И тут они рассмеялись – два друга на камне близ хутора Обвал в семнадцати метрах над уровнем моря погожим утром в начале апреля.

– От сислюманна ни слуху, говорят, сюда от него никто не приезжал, – промолвил Лауси. – К весне, видимо, будет расследование. И нас, разумеется, вызовут на допрос.

– Должен признаться, с тех пор я несколько раз желал, чтоб его столкнул именно я, – фыркнул Эйлив.

– Ну так ему все равно было поделом. А говорят, больше всех этому радовались две его вдовы. И все-таки, кто же его столкнул? – Может, просто рука Божия?

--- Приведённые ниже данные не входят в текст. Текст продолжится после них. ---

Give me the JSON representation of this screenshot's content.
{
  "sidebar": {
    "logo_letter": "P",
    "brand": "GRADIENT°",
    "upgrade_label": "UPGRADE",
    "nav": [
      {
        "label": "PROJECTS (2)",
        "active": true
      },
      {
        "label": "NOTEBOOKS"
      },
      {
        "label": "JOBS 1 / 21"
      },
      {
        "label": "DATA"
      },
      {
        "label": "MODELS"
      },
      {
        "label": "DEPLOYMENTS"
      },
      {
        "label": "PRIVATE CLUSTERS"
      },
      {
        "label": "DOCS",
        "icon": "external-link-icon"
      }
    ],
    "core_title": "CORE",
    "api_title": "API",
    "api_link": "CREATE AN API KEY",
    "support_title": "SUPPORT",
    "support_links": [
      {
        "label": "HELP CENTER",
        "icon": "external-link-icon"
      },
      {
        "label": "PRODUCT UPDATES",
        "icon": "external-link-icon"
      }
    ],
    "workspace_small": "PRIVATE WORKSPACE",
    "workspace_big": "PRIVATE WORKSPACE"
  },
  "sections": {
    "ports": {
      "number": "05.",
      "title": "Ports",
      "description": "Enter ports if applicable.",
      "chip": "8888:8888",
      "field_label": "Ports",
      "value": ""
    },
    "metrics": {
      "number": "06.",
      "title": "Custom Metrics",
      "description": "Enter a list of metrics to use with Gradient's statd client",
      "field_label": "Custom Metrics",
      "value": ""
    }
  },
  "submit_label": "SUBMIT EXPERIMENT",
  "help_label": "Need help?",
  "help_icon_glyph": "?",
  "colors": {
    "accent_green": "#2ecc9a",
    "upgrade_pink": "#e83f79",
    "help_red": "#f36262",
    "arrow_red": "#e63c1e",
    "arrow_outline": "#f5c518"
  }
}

Такой ответ настолько ошеломил Лауси, что смех на его губах в мгновение ока застыл, и он вытаращил на друга глаза: слышать от Эйлива остроты он не привык, – но затем он отмер, и дружеская ласковость прочертила от его сощуренных глаз глубокие морщины, – и он снова рассмеялся.

Глава18

Завтрашняя туманность

Воскресным утром наш вольник[35] с Нижнего Обвала отправился в Сугробную косу по снежной круговерти и складчатым волнам. Лауси долго провожал его взглядом, когда тот спускался по склону, и подождал до тех пор, пока у берега не закачалась лодка; владелец хутора чувствовал себя так, словно его друг уже отправился во Мерику. А потом закрылся занавес метели и скрыл от него гребца. Пурга продолжалась долго, так что наш верзила причалил к косе дальше, чем рассчитывал, но все же выволок лодку на берег и направился прямиком в церковь. В Сугробной косе он не бывал с самых похорон, и в нем сидела эта распроклятая робость: он побаивался этого места, церкви, кладбища и людей, которые наверняка будут бросать на него взгляды, полные осуждения (ага, вот он – этот, который нас без пастора оставил, плакала наша пасхальная служба в этом году!), а может, даже и жалости, что еще хуже. Но черт побери, если ему необходимо прошлепать вброд через канаву прошлого, чтобы прийти к будущему – то пусть так и будет! – подумал он и сосредоточил взор на глазах своего сына, и его лицо заполнило собою сознание любящего отца.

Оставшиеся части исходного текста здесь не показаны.